From what I understand, EATV (which Datomic does not have) would be great fit for as-of queries. On the other hand, I see no use-case for EAVT.
You are not looking for a single value at a specific point in time. You are looking for a set of values up to a specific point in time T. History is on a per value basis (not attribute basis).
For example, assert X, retract X then assert X again. These are 3 distinct facts over 3 distinct transactions. You need to compute that X was added, then removed and then possibly added again at some point.
You can do this with SQL:
create table Datoms (
E bigint not null,
A bigint not null,
V varbinary(1536) not null,
T bigint not null,
Op bit not null --assert/retract
)
select E, A, V
from Datoms
where E = 1 and T <= 42
group by E, A, V
having 0 < sum(case Op when 1 then +1 else -1 end)
The fifth component Op
of the datom tells you whether the value is asserted (1) or retracted (0).

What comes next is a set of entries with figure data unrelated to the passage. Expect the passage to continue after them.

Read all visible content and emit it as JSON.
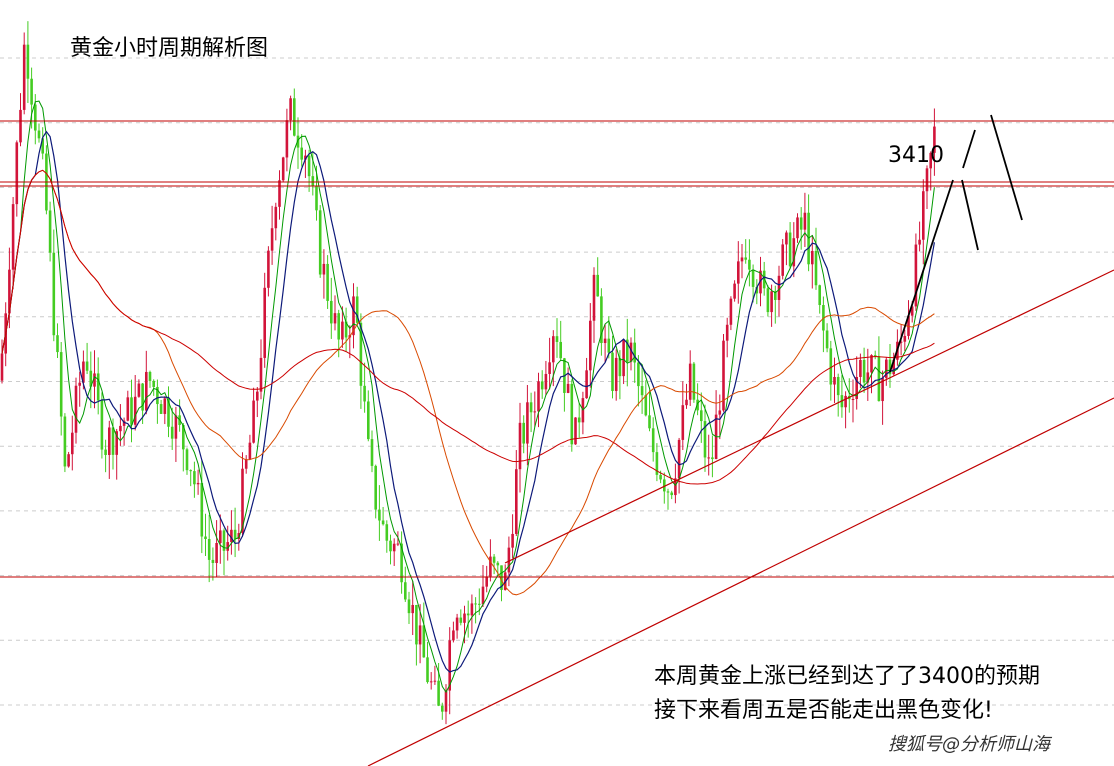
{
  "title": "黄金小时周期解析图",
  "price_label": "3410",
  "note_line1": "本周黄金上涨已经到达了了3400的预期",
  "note_line2": "接下来看周五是否能走出黑色变化!",
  "watermark": "搜狐号@分析师山海",
  "colors": {
    "background": "#ffffff",
    "grid": "#cccccc",
    "up_candle": "#d2143a",
    "down_candle": "#44cc22",
    "resistance": "#c00000",
    "trendline": "#c00000",
    "ma_fast": "#0d1a7a",
    "ma_mid": "#009900",
    "ma_slow": "#d94a00",
    "ma_long": "#cc0000",
    "projection": "#000000"
  },
  "chart_data": {
    "type": "candlestick",
    "title": "黄金小时周期解析图",
    "annotations": [
      "3410",
      "本周黄金上涨已经到达了了3400的预期",
      "接下来看周五是否能走出黑色变化!"
    ],
    "y_range": [
      3210,
      3440
    ],
    "key_levels": [
      3420,
      3400,
      3235
    ],
    "price_path": [
      [
        0,
        3320
      ],
      [
        25,
        3430
      ],
      [
        45,
        3380
      ],
      [
        65,
        3290
      ],
      [
        85,
        3330
      ],
      [
        105,
        3300
      ],
      [
        130,
        3310
      ],
      [
        150,
        3320
      ],
      [
        170,
        3310
      ],
      [
        190,
        3295
      ],
      [
        210,
        3262
      ],
      [
        235,
        3270
      ],
      [
        255,
        3310
      ],
      [
        275,
        3380
      ],
      [
        290,
        3405
      ],
      [
        305,
        3395
      ],
      [
        320,
        3360
      ],
      [
        340,
        3330
      ],
      [
        355,
        3345
      ],
      [
        370,
        3290
      ],
      [
        385,
        3270
      ],
      [
        400,
        3265
      ],
      [
        420,
        3235
      ],
      [
        440,
        3212
      ],
      [
        455,
        3250
      ],
      [
        470,
        3245
      ],
      [
        490,
        3260
      ],
      [
        505,
        3255
      ],
      [
        520,
        3300
      ],
      [
        540,
        3320
      ],
      [
        555,
        3340
      ],
      [
        575,
        3300
      ],
      [
        595,
        3350
      ],
      [
        610,
        3320
      ],
      [
        630,
        3330
      ],
      [
        650,
        3300
      ],
      [
        670,
        3285
      ],
      [
        690,
        3320
      ],
      [
        710,
        3290
      ],
      [
        725,
        3330
      ],
      [
        745,
        3365
      ],
      [
        765,
        3345
      ],
      [
        785,
        3360
      ],
      [
        805,
        3370
      ],
      [
        820,
        3340
      ],
      [
        840,
        3310
      ],
      [
        860,
        3325
      ],
      [
        880,
        3320
      ],
      [
        900,
        3330
      ],
      [
        915,
        3355
      ],
      [
        935,
        3400
      ]
    ],
    "projection_label": "3410"
  }
}
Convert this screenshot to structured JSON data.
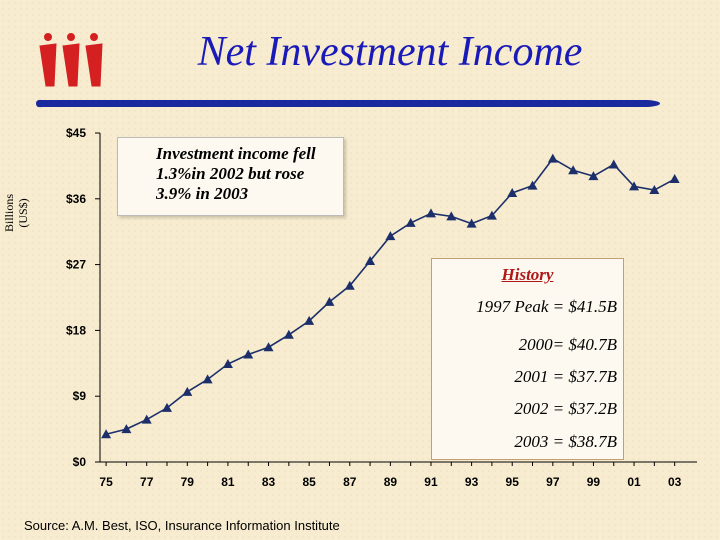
{
  "title": "Net Investment Income",
  "source": "Source:  A.M. Best, ISO, Insurance Information Institute",
  "callout": {
    "text": "Investment income fell 1.3%in 2002 but rose 3.9% in 2003"
  },
  "history": {
    "title": "History",
    "lines": [
      "1997 Peak = $41.5B",
      "2000= $40.7B",
      "2001 = $37.7B",
      "2002 = $37.2B",
      "2003 = $38.7B"
    ]
  },
  "colors": {
    "title": "#1a1ab8",
    "line": "#1c2f6b",
    "rule": "#1a2a9e",
    "logo": "#d42020",
    "history_title": "#b01818"
  },
  "chart_data": {
    "type": "line",
    "title": "Net Investment Income",
    "ylabel": "Billions (US$)",
    "xlabel": "",
    "ylim": [
      0,
      45
    ],
    "yticks": [
      0,
      9,
      18,
      27,
      36,
      45
    ],
    "ytick_labels": [
      "$0",
      "$9",
      "$18",
      "$27",
      "$36",
      "$45"
    ],
    "xtick_labels": [
      "75",
      "77",
      "79",
      "81",
      "83",
      "85",
      "87",
      "89",
      "91",
      "93",
      "95",
      "97",
      "99",
      "01",
      "03"
    ],
    "x": [
      1975,
      1976,
      1977,
      1978,
      1979,
      1980,
      1981,
      1982,
      1983,
      1984,
      1985,
      1986,
      1987,
      1988,
      1989,
      1990,
      1991,
      1992,
      1993,
      1994,
      1995,
      1996,
      1997,
      1998,
      1999,
      2000,
      2001,
      2002,
      2003
    ],
    "series": [
      {
        "values": [
          3.8,
          4.5,
          5.8,
          7.4,
          9.6,
          11.3,
          13.4,
          14.7,
          15.7,
          17.4,
          19.3,
          21.9,
          24.1,
          27.5,
          30.9,
          32.7,
          34.0,
          33.6,
          32.6,
          33.7,
          36.8,
          37.8,
          41.5,
          39.9,
          39.1,
          40.7,
          37.7,
          37.2,
          38.7
        ]
      }
    ],
    "grid": false,
    "legend": "none"
  }
}
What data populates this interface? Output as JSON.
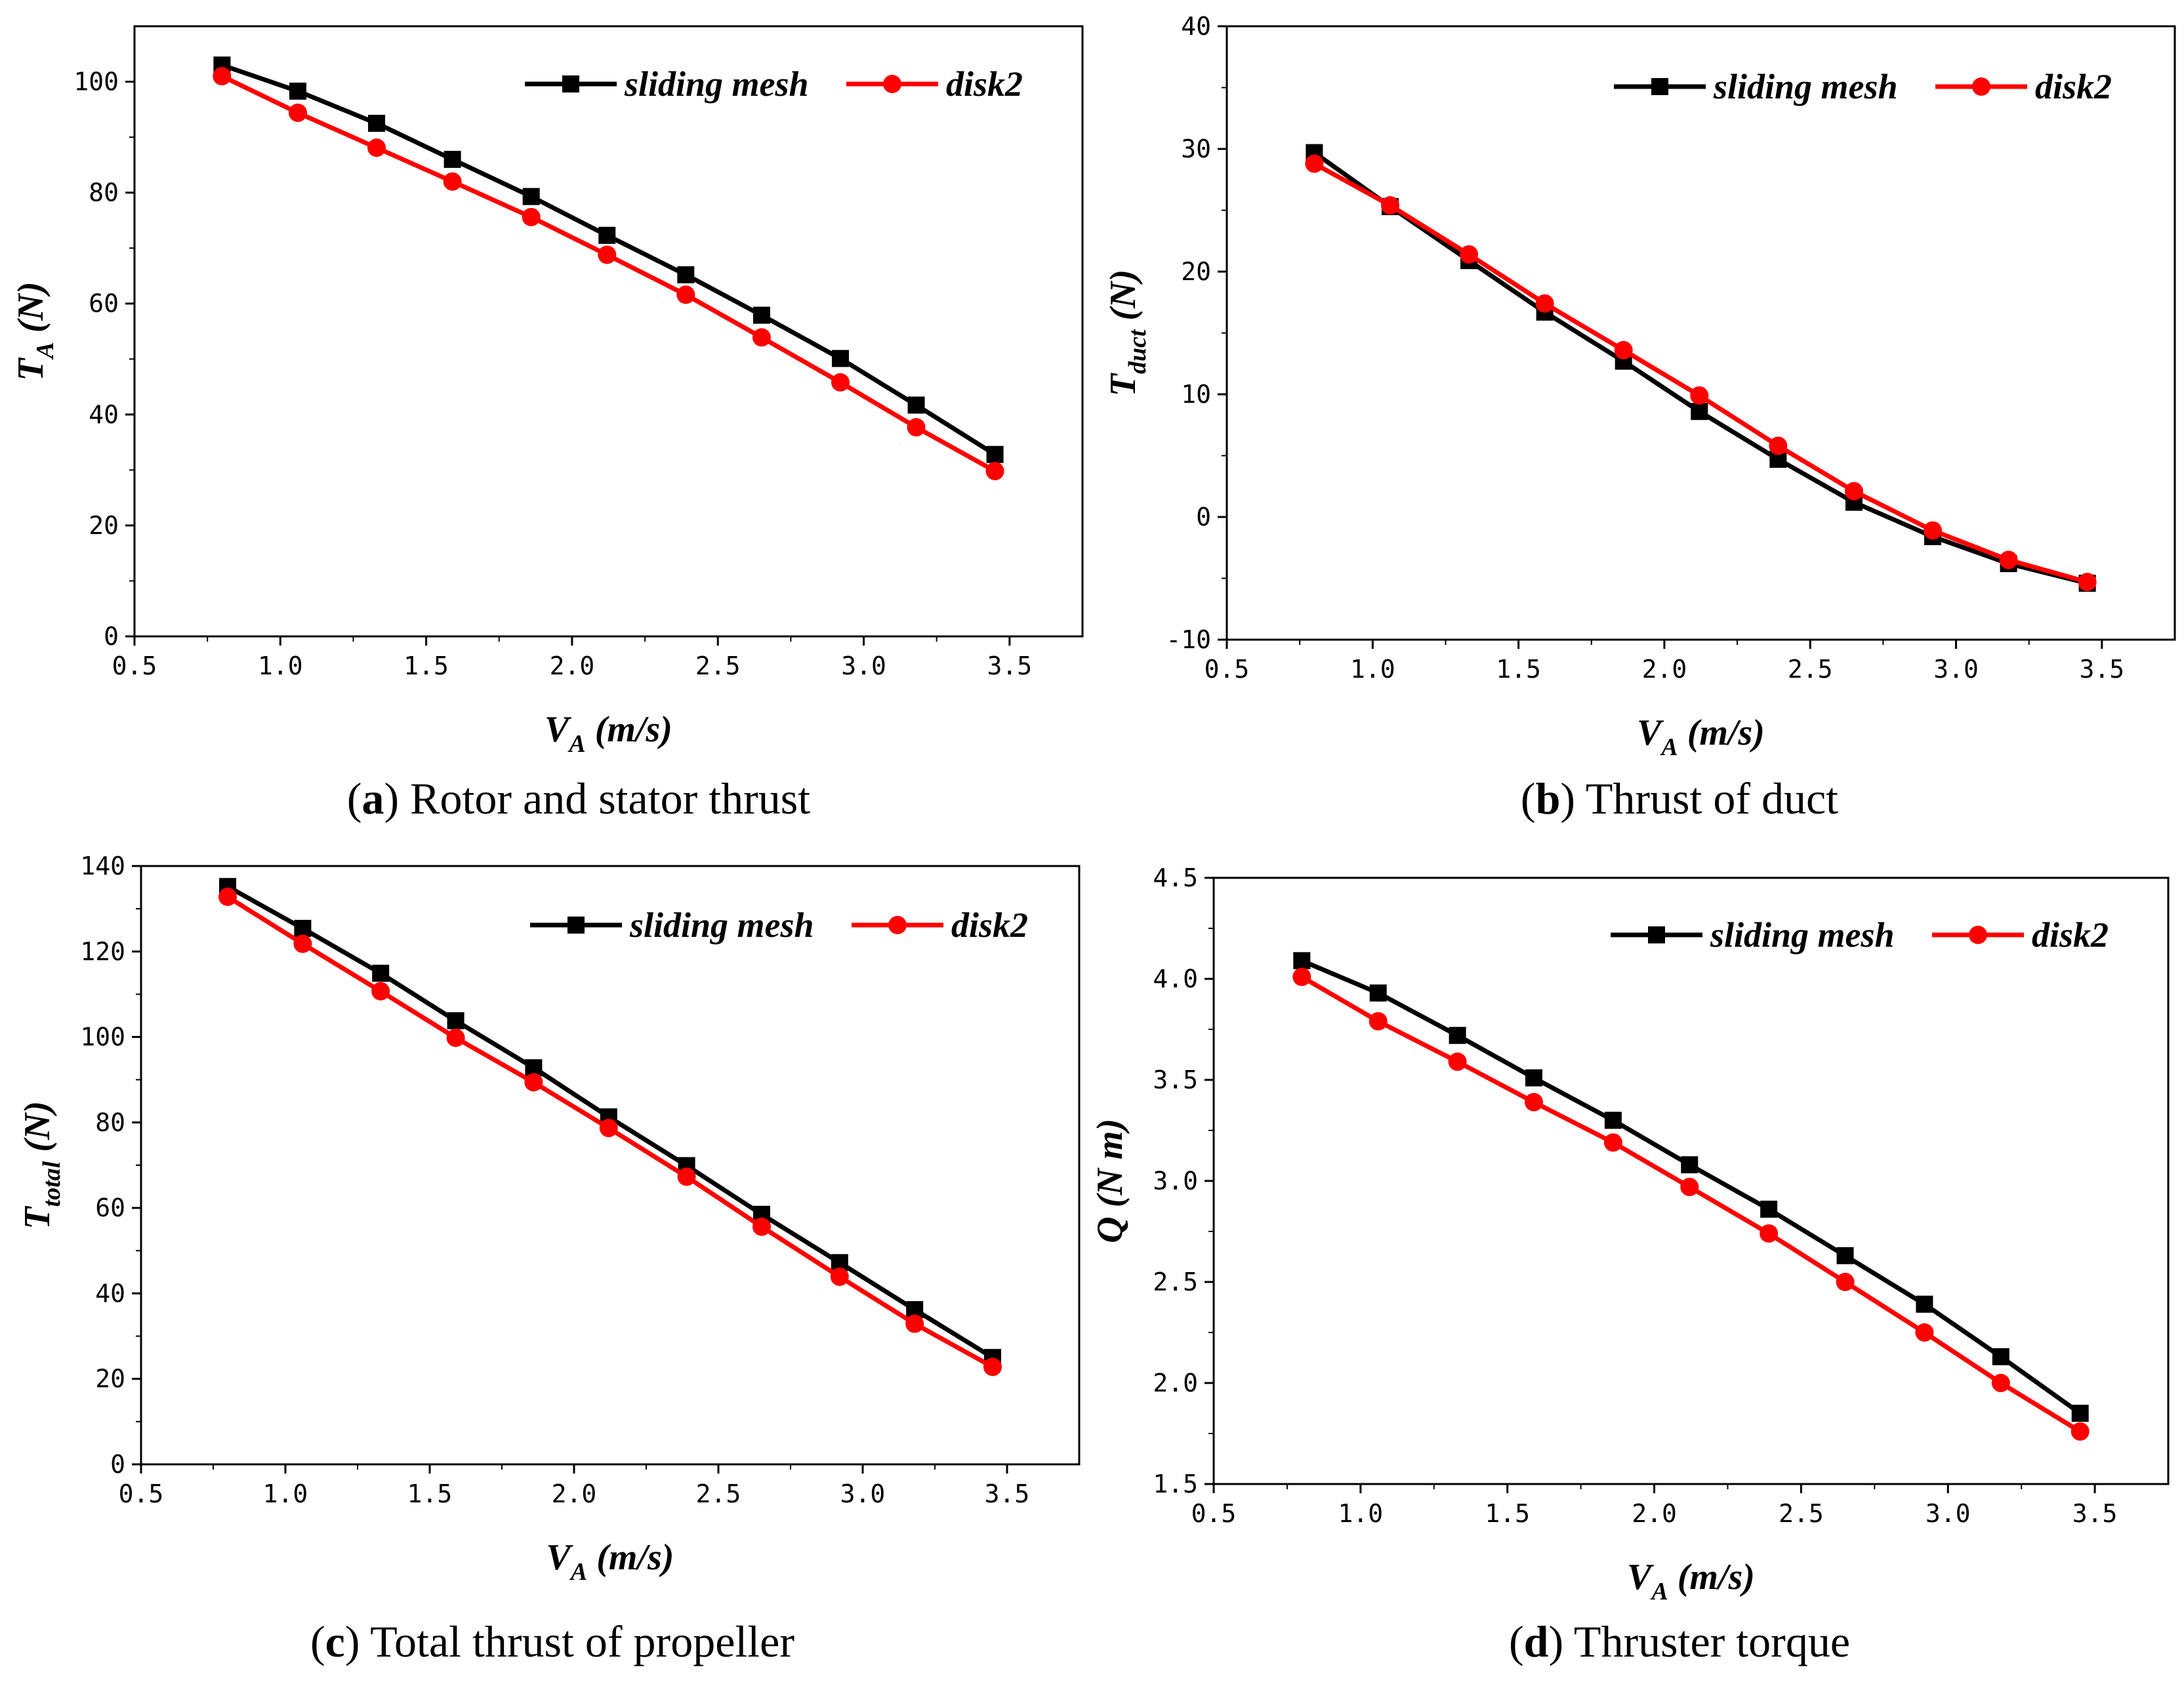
{
  "colors": {
    "sliding_mesh": "#000000",
    "disk2": "#ff0000"
  },
  "chart_data": [
    {
      "type": "line",
      "panel": "a",
      "caption": {
        "letter": "a",
        "text": " Rotor and stator thrust"
      },
      "xlabel": {
        "main": "V",
        "sub": "A",
        "rest": " (m/s)"
      },
      "ylabel": {
        "main": "T",
        "sub": "A",
        "rest": " (N)"
      },
      "xlim": [
        0.5,
        3.75
      ],
      "ylim": [
        0,
        110
      ],
      "xticks": [
        "0.5",
        "1.0",
        "1.5",
        "2.0",
        "2.5",
        "3.0",
        "3.5"
      ],
      "xtick_values": [
        0.5,
        1.0,
        1.5,
        2.0,
        2.5,
        3.0,
        3.5
      ],
      "yticks": [
        "0",
        "20",
        "40",
        "60",
        "80",
        "100"
      ],
      "ytick_values": [
        0,
        20,
        40,
        60,
        80,
        100
      ],
      "legend_position": "top-right",
      "x": [
        0.8,
        1.06,
        1.33,
        1.59,
        1.86,
        2.12,
        2.39,
        2.65,
        2.92,
        3.18,
        3.45
      ],
      "series": [
        {
          "name": "sliding mesh",
          "marker": "square",
          "values": [
            103.0,
            98.3,
            92.5,
            86.0,
            79.3,
            72.3,
            65.2,
            57.9,
            50.1,
            41.7,
            32.8
          ]
        },
        {
          "name": "disk2",
          "marker": "circle",
          "values": [
            101.0,
            94.4,
            88.1,
            82.0,
            75.6,
            68.8,
            61.6,
            53.9,
            45.8,
            37.7,
            29.8
          ]
        }
      ]
    },
    {
      "type": "line",
      "panel": "b",
      "caption": {
        "letter": "b",
        "text": " Thrust of duct"
      },
      "xlabel": {
        "main": "V",
        "sub": "A",
        "rest": " (m/s)"
      },
      "ylabel": {
        "main": "T",
        "sub": "duct",
        "rest": " (N)"
      },
      "xlim": [
        0.5,
        3.75
      ],
      "ylim": [
        -10,
        40
      ],
      "xticks": [
        "0.5",
        "1.0",
        "1.5",
        "2.0",
        "2.5",
        "3.0",
        "3.5"
      ],
      "xtick_values": [
        0.5,
        1.0,
        1.5,
        2.0,
        2.5,
        3.0,
        3.5
      ],
      "yticks": [
        "-10",
        "0",
        "10",
        "20",
        "30",
        "40"
      ],
      "ytick_values": [
        -10,
        0,
        10,
        20,
        30,
        40
      ],
      "legend_position": "top-right",
      "x": [
        0.8,
        1.06,
        1.33,
        1.59,
        1.86,
        2.12,
        2.39,
        2.65,
        2.92,
        3.18,
        3.45
      ],
      "series": [
        {
          "name": "sliding mesh",
          "marker": "square",
          "values": [
            29.7,
            25.3,
            20.9,
            16.7,
            12.7,
            8.6,
            4.7,
            1.2,
            -1.6,
            -3.8,
            -5.4
          ]
        },
        {
          "name": "disk2",
          "marker": "circle",
          "values": [
            28.8,
            25.4,
            21.4,
            17.4,
            13.6,
            9.9,
            5.8,
            2.1,
            -1.1,
            -3.5,
            -5.3
          ]
        }
      ]
    },
    {
      "type": "line",
      "panel": "c",
      "caption": {
        "letter": "c",
        "text": " Total thrust of propeller"
      },
      "xlabel": {
        "main": "V",
        "sub": "A",
        "rest": " (m/s)"
      },
      "ylabel": {
        "main": "T",
        "sub": "total",
        "rest": " (N)"
      },
      "xlim": [
        0.5,
        3.75
      ],
      "ylim": [
        0,
        140
      ],
      "xticks": [
        "0.5",
        "1.0",
        "1.5",
        "2.0",
        "2.5",
        "3.0",
        "3.5"
      ],
      "xtick_values": [
        0.5,
        1.0,
        1.5,
        2.0,
        2.5,
        3.0,
        3.5
      ],
      "yticks": [
        "0",
        "20",
        "40",
        "60",
        "80",
        "100",
        "120",
        "140"
      ],
      "ytick_values": [
        0,
        20,
        40,
        60,
        80,
        100,
        120,
        140
      ],
      "legend_position": "top-right",
      "x": [
        0.8,
        1.06,
        1.33,
        1.59,
        1.86,
        2.12,
        2.39,
        2.65,
        2.92,
        3.18,
        3.45
      ],
      "series": [
        {
          "name": "sliding mesh",
          "marker": "square",
          "values": [
            135.2,
            125.4,
            114.9,
            103.8,
            92.8,
            81.3,
            69.9,
            58.5,
            47.2,
            36.2,
            25.0
          ]
        },
        {
          "name": "disk2",
          "marker": "circle",
          "values": [
            132.8,
            121.8,
            110.7,
            99.8,
            89.4,
            78.7,
            67.3,
            55.6,
            43.9,
            32.9,
            22.8
          ]
        }
      ]
    },
    {
      "type": "line",
      "panel": "d",
      "caption": {
        "letter": "d",
        "text": " Thruster torque"
      },
      "xlabel": {
        "main": "V",
        "sub": "A",
        "rest": " (m/s)"
      },
      "ylabel": {
        "main": "Q",
        "sub": "",
        "rest": " (N m)"
      },
      "xlim": [
        0.5,
        3.75
      ],
      "ylim": [
        1.5,
        4.5
      ],
      "xticks": [
        "0.5",
        "1.0",
        "1.5",
        "2.0",
        "2.5",
        "3.0",
        "3.5"
      ],
      "xtick_values": [
        0.5,
        1.0,
        1.5,
        2.0,
        2.5,
        3.0,
        3.5
      ],
      "yticks": [
        "1.5",
        "2.0",
        "2.5",
        "3.0",
        "3.5",
        "4.0",
        "4.5"
      ],
      "ytick_values": [
        1.5,
        2.0,
        2.5,
        3.0,
        3.5,
        4.0,
        4.5
      ],
      "legend_position": "top-right",
      "x": [
        0.8,
        1.06,
        1.33,
        1.59,
        1.86,
        2.12,
        2.39,
        2.65,
        2.92,
        3.18,
        3.45
      ],
      "series": [
        {
          "name": "sliding mesh",
          "marker": "square",
          "values": [
            4.09,
            3.93,
            3.72,
            3.51,
            3.3,
            3.08,
            2.86,
            2.63,
            2.39,
            2.13,
            1.85
          ]
        },
        {
          "name": "disk2",
          "marker": "circle",
          "values": [
            4.01,
            3.79,
            3.59,
            3.39,
            3.19,
            2.97,
            2.74,
            2.5,
            2.25,
            2.0,
            1.76
          ]
        }
      ]
    }
  ]
}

By summing over this value (as +1/-1) we arrive at either 1 or 0.
Asserting the same value twice does nothing, and you always retract the old value before you assert a new value. The last part is a prerequisite for the algorithm to work out this nicely.
With an EAVT index, this is a very efficient query and it's quite elegant. You can build a basic Datomic-like system in just 150 lines of SQL like this. It is the same pattern repeated for any permutation of EAVT index that you want.